Overview of Communication Operations

Aluminum’s communication operations very closely resemble those provided by MPI, but a couple differ in some key ways. This page documents the semantics of all the operations to provide a reference. See the API documentation for details on exact arguments.

However, first it is helpful to give some general terminology.

Non-Blocking Operations

All operations have non-blocking variants (see Non-Blocking Communication) which return immediately and execute communication on a separate compute stream. When the result is needed, the operation can be waited on. If it has finished in the background, this is very low overhead; if not, this will wait until it does complete. It is never safe to modify a buffer that a non-blocking operation is using until it has completed; it is safe to read from a buffer that the operation only reads from before completion, but it is not safe to read from a buffer that the operation writes to before completion.

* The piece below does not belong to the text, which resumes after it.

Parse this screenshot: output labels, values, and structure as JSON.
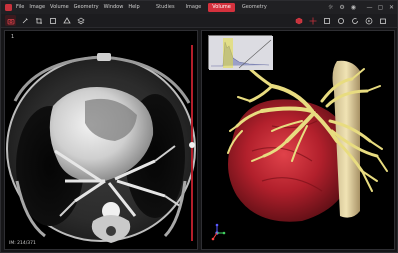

While this makes sense for most operations, it is worth noting non-blocking barriers can be a bit confusing. Their main use is to signal that a particular point in the application has been reached without requiring all the processes to immediately wait.

In Aluminum, the Al::Wait() and Al::Test() methods are used to synchronize with non-blocking operations. Wait is typically preferred, and will wait for the corresponding collective operation to complete. If you use this on an accelerator backend, this will result in the accelerator waiting for the operation to complete, not the host CPU. Test is always a host-side operation, and will return true if the operation has completed, and false otherwise.

In-Place Operations

Nearly all operations have in-place variants (some, such as broadcast, are only in-place). This means that the same buffer is used to both send and receive data. Depending on the operation, there may be specific semantics about where in the buffer send data needs to be placed by the caller or where received data will be placed by Aluminum. In some cases, this can save memory (because you only need one buffer) and be faster (because other buffers need not be initialized or copied). In other cases, the semantics of the operation and system limitations may still require a separate buffer. In these cases, either the underlying library or Aluminum handles this.

Rooted Operations

Certain operations have “roots”, which distinguish a special rank in the collective. While it is common for the root to be rank 0, they can be any rank. The root typically operates differently than all the other ranks, and may need different sized buffers. Typically, the root is responsible for providing data that will be received by all other ranks (e.g., in Bcast or Scatter) or receiving all data produced by both it and other ranks (e.g., in Gather or Reduce).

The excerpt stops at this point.